Arts & Culture

Joker Is A Dangerous Movie


Michael Olderr, Staff Writer


 

DC’s Joker is one of the most memorable villains ever put to the page, and his movie does him justice. Joker gives us not only a darkest entry into the superhero genre, but also a work that will be analyzed by film students in the near-future.

  Joaquin Phoenix gives an Oscar-worthy performance as the titular Joker, a character who, from the get-go, we learn not to trust. Director Todd Philips creates a scary cautionary tale to those who are apathetic to the world around them. Others have played the role of Joker before him, but very few have portrayed him as quite like Phoenix. Arthur Fleck (the Joker’s real name) is played out to be, in a way, a fallen angel of sorts. He is not born a monster, nor is his fall sympathetic, but one bad day turned his whole life around. This is not a change that happens in the flick of a switch, but rather is slow-paced and menacing.

Arthur is a man who longs for human connection. However, the world that Arthur lives in does not connect with him, so in return, he cannot properly connect to the world. He perfectly captures the experience of someone who struggles with mental illness; it is something that he cannot control or contain. His mental state is like a ball and chain that anchors him down, dragging him to extreme depths. His transformation from a sweet, misunderstood man to a corrupted psychopath bent on watching the world burn is nothing short of a tragedy. Arthur becomes something unrecognizable. He becomes a monster, a symbol for the worst of humanity.

In the comics, the Joker does not have an origin story. However, in the comics he claims that if he had a past, he would like it to be multiple choice and that’s the basis for the film. Joker is the most ambiguous superhero film ever created. Viewers are already drawing connections to the movie Taxi Driver, which raised similar questions about its protagonist’s morality. Joker consistently suggests that everything that is being shown is what’s real, and subtly challenges you to dig below the surface. It’s one of the few films where the theory that the character was asleep the entire time is entirely plausible. It has red herrings that will be debated for decades to come. All the while, the movie is accompanied with a theme befitting for a character who has been dubbed the “Jester of Genocide”; it immerses you in a dark coronation.

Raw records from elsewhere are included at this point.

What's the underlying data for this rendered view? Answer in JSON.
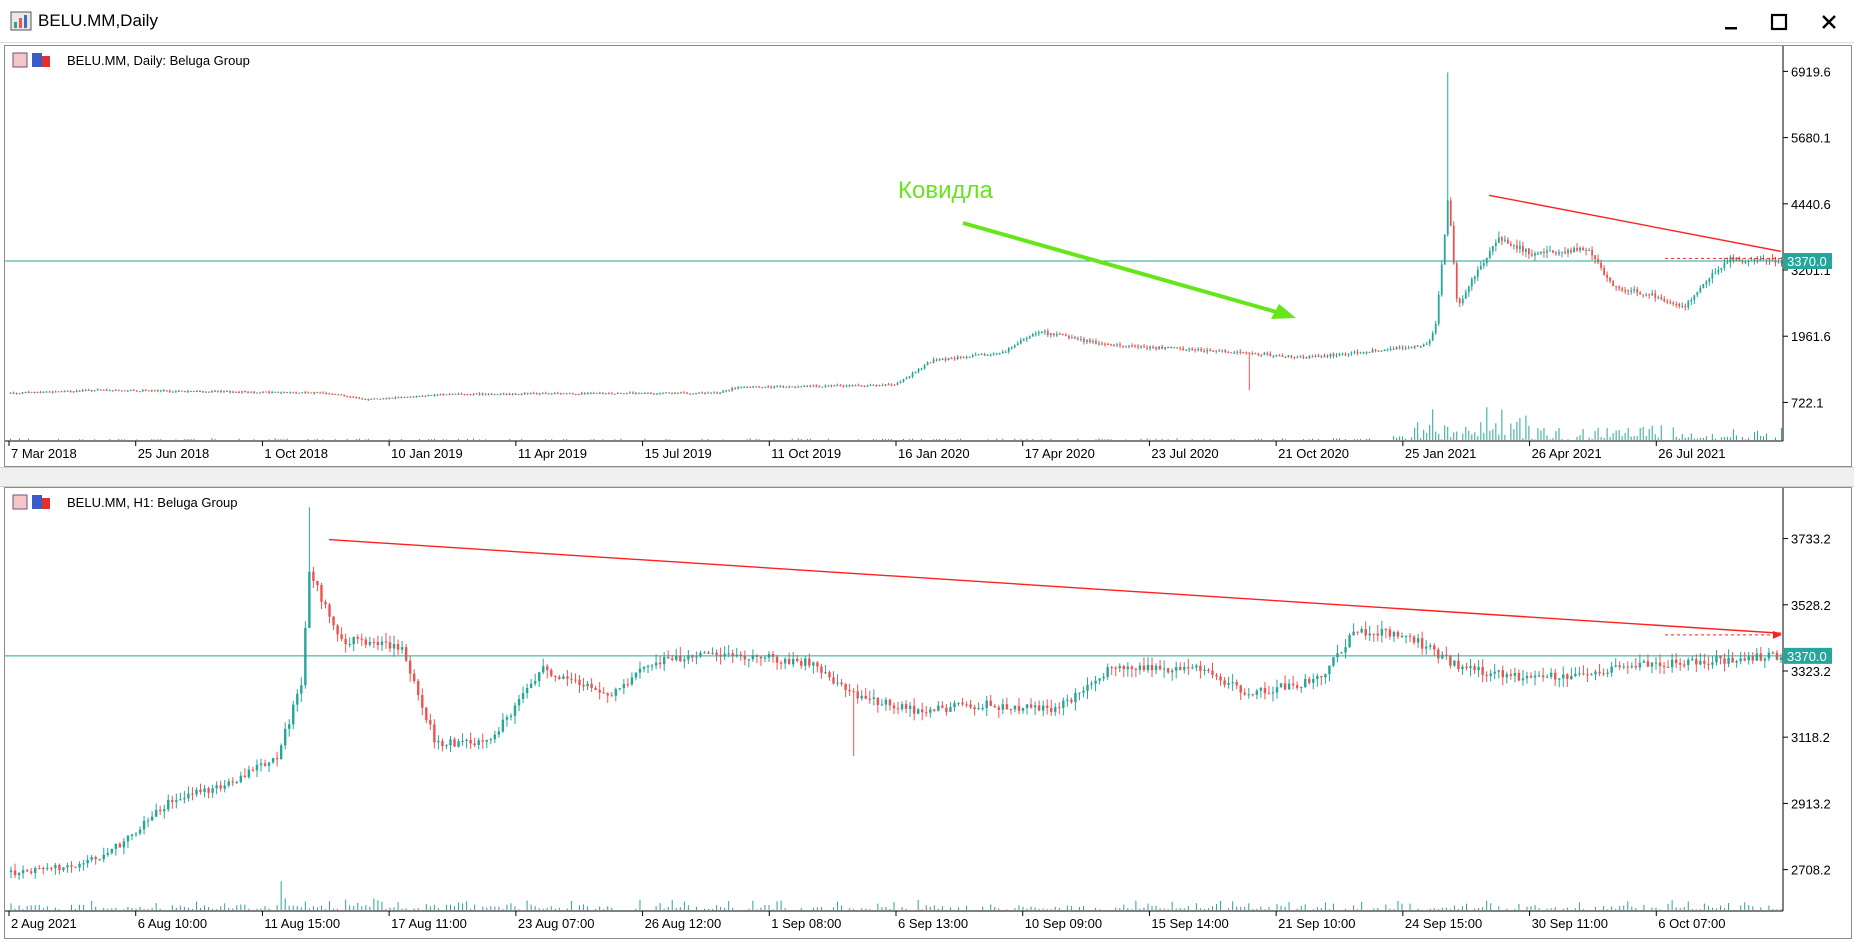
{
  "window": {
    "title": "BELU.MM,Daily",
    "icons": {
      "app": "chart-app-icon",
      "minimize": "minimize-icon",
      "maximize": "maximize-icon",
      "close": "close-icon"
    }
  },
  "colors": {
    "bull": "#26a69a",
    "bear": "#ef5350",
    "price_line": "#26a69a",
    "trendline": "#ff2020",
    "annotation": "#66e61a",
    "price_tag_text": "#ffffff"
  },
  "chart_data": [
    {
      "type": "candlestick",
      "label": "BELU.MM, Daily:  Beluga Group",
      "y_ticks": [
        "6919.6",
        "5680.1",
        "4440.6",
        "3201.1",
        "1961.6",
        "722.1"
      ],
      "ylim": [
        0,
        7245
      ],
      "x_ticks": [
        "7 Mar 2018",
        "25 Jun 2018",
        "1 Oct 2018",
        "10 Jan 2019",
        "11 Apr 2019",
        "15 Jul 2019",
        "11 Oct 2019",
        "16 Jan 2020",
        "17 Apr 2020",
        "23 Jul 2020",
        "21 Oct 2020",
        "25 Jan 2021",
        "26 Apr 2021",
        "26 Jul 2021"
      ],
      "current_price": "3370.0",
      "current_price_value": 3370,
      "annotation": {
        "text": "Ковидла",
        "color": "#66e61a"
      },
      "trendline": {
        "start_x": "Feb 2021",
        "start_value": 4600,
        "end_x": "Aug 2021",
        "end_value": 3550
      },
      "price_anchors": [
        {
          "x": 0.0,
          "price": 900
        },
        {
          "x": 0.05,
          "price": 950
        },
        {
          "x": 0.13,
          "price": 920
        },
        {
          "x": 0.18,
          "price": 900
        },
        {
          "x": 0.2,
          "price": 780
        },
        {
          "x": 0.25,
          "price": 880
        },
        {
          "x": 0.4,
          "price": 900
        },
        {
          "x": 0.41,
          "price": 1000
        },
        {
          "x": 0.5,
          "price": 1050
        },
        {
          "x": 0.52,
          "price": 1500
        },
        {
          "x": 0.56,
          "price": 1650
        },
        {
          "x": 0.58,
          "price": 2050
        },
        {
          "x": 0.62,
          "price": 1800
        },
        {
          "x": 0.7,
          "price": 1650
        },
        {
          "x": 0.73,
          "price": 1550
        },
        {
          "x": 0.8,
          "price": 1800
        },
        {
          "x": 0.805,
          "price": 2200
        },
        {
          "x": 0.812,
          "price": 4600
        },
        {
          "x": 0.817,
          "price": 2500
        },
        {
          "x": 0.825,
          "price": 3000
        },
        {
          "x": 0.84,
          "price": 3800
        },
        {
          "x": 0.86,
          "price": 3500
        },
        {
          "x": 0.89,
          "price": 3600
        },
        {
          "x": 0.905,
          "price": 2900
        },
        {
          "x": 0.93,
          "price": 2700
        },
        {
          "x": 0.945,
          "price": 2500
        },
        {
          "x": 0.96,
          "price": 3100
        },
        {
          "x": 0.97,
          "price": 3400
        },
        {
          "x": 1.0,
          "price": 3370
        }
      ]
    },
    {
      "type": "candlestick",
      "label": "BELU.MM, H1:  Beluga Group",
      "y_ticks": [
        "3733.2",
        "3528.2",
        "3323.2",
        "3118.2",
        "2913.2",
        "2708.2"
      ],
      "ylim": [
        2580,
        3865
      ],
      "x_ticks": [
        "2 Aug 2021",
        "6 Aug 10:00",
        "11 Aug 15:00",
        "17 Aug 11:00",
        "23 Aug 07:00",
        "26 Aug 12:00",
        "1 Sep 08:00",
        "6 Sep 13:00",
        "10 Sep 09:00",
        "15 Sep 14:00",
        "21 Sep 10:00",
        "24 Sep 15:00",
        "30 Sep 11:00",
        "6 Oct 07:00"
      ],
      "current_price": "3370.0",
      "current_price_value": 3370,
      "trendline": {
        "start_x": "11 Aug 2021",
        "start_value": 3730,
        "end_x": "7 Oct 2021",
        "end_value": 3440
      },
      "price_anchors": [
        {
          "x": 0.0,
          "price": 2700
        },
        {
          "x": 0.04,
          "price": 2720
        },
        {
          "x": 0.06,
          "price": 2780
        },
        {
          "x": 0.09,
          "price": 2920
        },
        {
          "x": 0.12,
          "price": 2970
        },
        {
          "x": 0.15,
          "price": 3050
        },
        {
          "x": 0.165,
          "price": 3300
        },
        {
          "x": 0.168,
          "price": 3650
        },
        {
          "x": 0.185,
          "price": 3420
        },
        {
          "x": 0.22,
          "price": 3400
        },
        {
          "x": 0.24,
          "price": 3100
        },
        {
          "x": 0.27,
          "price": 3100
        },
        {
          "x": 0.3,
          "price": 3330
        },
        {
          "x": 0.34,
          "price": 3250
        },
        {
          "x": 0.36,
          "price": 3350
        },
        {
          "x": 0.4,
          "price": 3380
        },
        {
          "x": 0.45,
          "price": 3350
        },
        {
          "x": 0.475,
          "price": 3250
        },
        {
          "x": 0.51,
          "price": 3200
        },
        {
          "x": 0.55,
          "price": 3220
        },
        {
          "x": 0.59,
          "price": 3200
        },
        {
          "x": 0.62,
          "price": 3330
        },
        {
          "x": 0.67,
          "price": 3330
        },
        {
          "x": 0.7,
          "price": 3250
        },
        {
          "x": 0.74,
          "price": 3300
        },
        {
          "x": 0.76,
          "price": 3450
        },
        {
          "x": 0.79,
          "price": 3430
        },
        {
          "x": 0.82,
          "price": 3330
        },
        {
          "x": 0.86,
          "price": 3300
        },
        {
          "x": 0.88,
          "price": 3310
        },
        {
          "x": 0.915,
          "price": 3340
        },
        {
          "x": 0.95,
          "price": 3350
        },
        {
          "x": 1.0,
          "price": 3370
        }
      ]
    }
  ]
}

To speak to Joker’s weaker elements, the movie builds itself on the Batman mythos and adheres to Batman-world conventions. But even with that, it allows the movie to be understood as being part of a bigger scheme of things, though maybe not to the extent of a gigantic, multi-movie, cinematic universe.

Joker serves as a cautionary tale to those who look down on other people and those who live by their pride, but it can also be argued that it does not do enough to condemn Joker’s actions. At the end of the day, it’s a story about a cruel man in a cruel world doing cruel things; it’s not something you should base your morality on. Joker is a methodical, dark and bleak film– the perfect tribute to the first supervillain.